Creator: Itamar Apelblat, CEO and Co-Founder, Token Safety
Not way back, AI deployments contained in the enterprise meant copilots drafting emails or summarizing paperwork. At the moment, AI brokers are provisioning infrastructure, answering buyer assist tickets, triaging alerts, approving transactions, writing manufacturing code, and a lot extra. They’re not passive assistants. They’re operators throughout the enterprise.
For CISOs, this shift creates a well-recognized however amplified drawback: entry.
Each AI agent authenticates to programs and companies. It makes use of API keys, OAuth tokens, cloud roles, or service accounts. It reads knowledge, writes configurations, and calls downstream instruments. In different phrases, it behaves precisely like an id, as a result of it’s one.
But in lots of organizations, AI brokers should not ruled as first-class identities. They inherit the privileges of their creators. They function below over-scoped service accounts. They’re granted broad entry simply to verify issues work. As soon as deployed, they usually evolve quicker than the controls round them.
That is the rising blind spot in AI safety.
Step one towards closing it’s what we name identity-first safety for AI: recognizing that each autonomous agent have to be ruled, audited, and attested similar to a human consumer or machine workload. Meaning distinctive identities, outlined roles, clear possession, lifecycle administration, entry management, and auditability.
However right here’s the onerous fact: id alone is not adequate.
Conventional id and entry administration (IAM) solutions a simple query: Who’s requesting entry? In a human-driven world, that was usually sufficient. Customers had roles and job features. Providers had outlined scopes. Workflows have been comparatively predictable.
AI brokers create, use, and rotate identities at machine pace—outpacing conventional IAM controls.
This information exhibits CISOs the way to handle the complete lifecycle of AI agent identities, scale back threat, and preserve governance and audit readiness.
AI brokers change that equation.
They’re dynamic by design. They interpret inputs, plan actions, and name instruments primarily based on context. An AI agent that begins with the mission to generate a quarterly report would possibly, if prompted or misdirected, try and entry programs unrelated to reporting. An infrastructure agent designed to remediate vulnerabilities would possibly pivot to modifying configurations in ways in which exceed its unique scope.
When that occurs, identity-based controls don’t essentially cease it from taking place.
Conventional IAM assumes determinism. A job is granted as a result of a consumer or service performs an outlined perform. The scope of motion is predictable.
AI brokers break that assumption. Their goal could also be fastened, however the path they take to realize it’s fluid.
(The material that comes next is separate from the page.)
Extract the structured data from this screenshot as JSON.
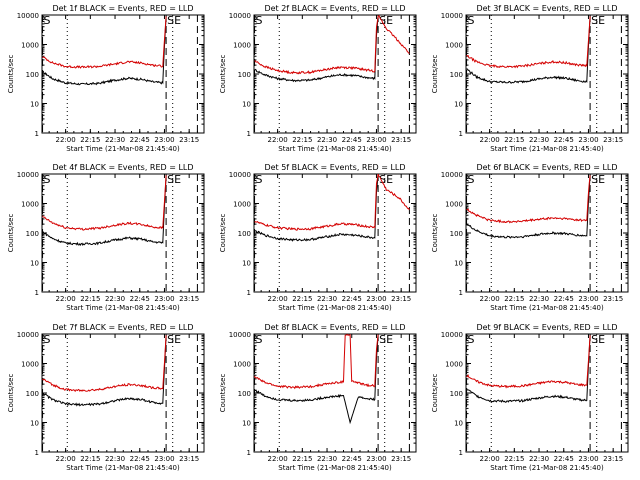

They motive, chain instruments collectively, and discover different actions.
Static roles have been by no means designed for actors that determine the way to act in actual time. If the agent’s function permits the motion, entry is granted, even when the motion not aligns with the rationale the agent was deployed within the first place.
That is the place intent-based permissioning turns into important.
If id solutions who, intent solutions why.
Intent-based permissions consider whether or not an agent’s declared mission and runtime context justify activating its privileges at that second. Entry is not only a static mapping between id and function. It turns into conditional on objective.
Think about an AI agent liable for deploying code. In a conventional mannequin, it could have standing permissions to switch infrastructure. In an intent-aware mannequin, these privileges activate solely when the deployment is tied to an authorised pipeline occasion and alter request. If the identical agent makes an attempt to switch manufacturing programs exterior that context, the privileges don’t activate that entry.
The id hasn’t modified, however the intent, and due to this fact the authorization, has.
This mixture addresses two of the most typical failure modes we’re seeing in AI deployments.
First, privilege inheritance. Builders usually check brokers utilizing their very own elevated credentials. These privileges persist in manufacturing environments, creating pointless publicity. Treating brokers as distinct identities may help remove this bleed-through.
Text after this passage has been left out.